Activists Demand Accountability for Private Security

Minneapolis community members say a private security team in Uptown has seriously injured 3 people. They say they’re concerned the city is effectively outsourcing policing to private military contractors.

Feven Gerezgiher reports:

 

At a press conference Tuesday, community members said a private security team in Uptown has seriously injured 3 people. One person is alleged to have a traumatic brain injury. They said many were targeted when asking questions about an assault by the team last week.

 

A video from last Thursday shows one of the private security members pushing and detaining an activist who goes by the name Comrade Link.

 

Activists believe the private security firm is an entity called the Conflict Resolution Group. According to its website, the group uses techniques learned and honed on the battlefields of Iraq and Afghanistan.
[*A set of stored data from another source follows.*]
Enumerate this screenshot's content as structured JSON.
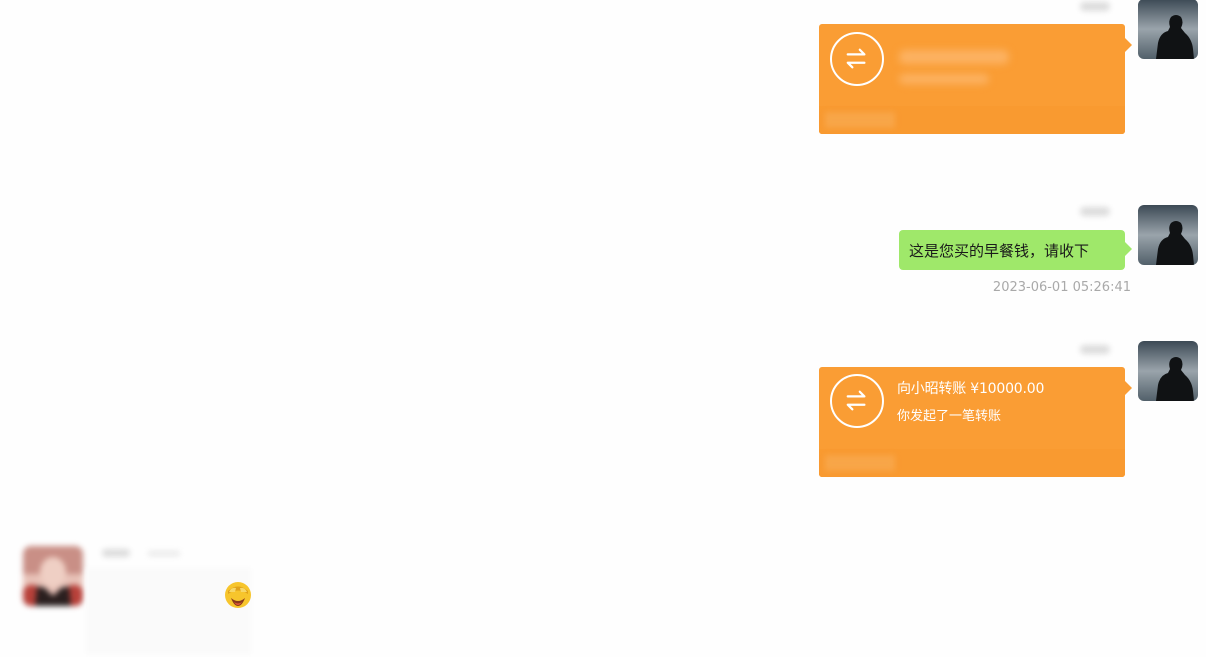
{
  "conversation": {
    "messages": [
      {
        "type": "transfer",
        "direction": "outgoing",
        "title": "",
        "subtitle": ""
      },
      {
        "type": "text",
        "direction": "outgoing",
        "text": "这是您买的早餐钱，请收下",
        "timestamp": "2023-06-01 05:26:41"
      },
      {
        "type": "transfer",
        "direction": "outgoing",
        "title": "向小昭转账 ¥10000.00",
        "subtitle": "你发起了一笔转账"
      },
      {
        "type": "emoji",
        "direction": "incoming",
        "emoji_icon": "facepalm-emoji-icon"
      }
    ]
  },
  "colors": {
    "transfer_card": "#fa9d34",
    "text_bubble": "#9fe86a",
    "timestamp": "#a9a9a9",
    "background": "#fefefe"
  },
  "icons": {
    "transfer": "transfer-arrows-icon",
    "sender_avatar": "silhouette-avatar-icon",
    "receiver_avatar": "blurred-person-avatar-icon"
  }
}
The activists say the security firm is protecting Seven Points, formerly Calhoun Square in Uptown, which has become another site for protests for police accountability.

 

The Legal Rights Center’s Andrew Gordon opposes the use of private military contractors in Uptown. 

 

“There has been a chilling impact on individuals and their willingness to go into the Uptown space to hold it, to protest, when they know that they may be subject to brutality and assault, and that the individuals who are doing those things are largely unaccountable,” he said.

 

Seven Points property owners and the City of Minneapolis have yet to answer community questions about the private security team and its relationship to the Minneapolis Police Department. Gordon said he is concerned the MPD is essentially outsourcing policing. 

 

“They are being heavily scrutinized by a number of different individuals, including the courts, including the DOJ,” said Gordon. “And they’ve effectively said, ‘our response to that scrutiny is to ask other people to do our job for us.’”

 

The city has yet to respond to a data request regarding its relationship to the Conflict Resolution Group.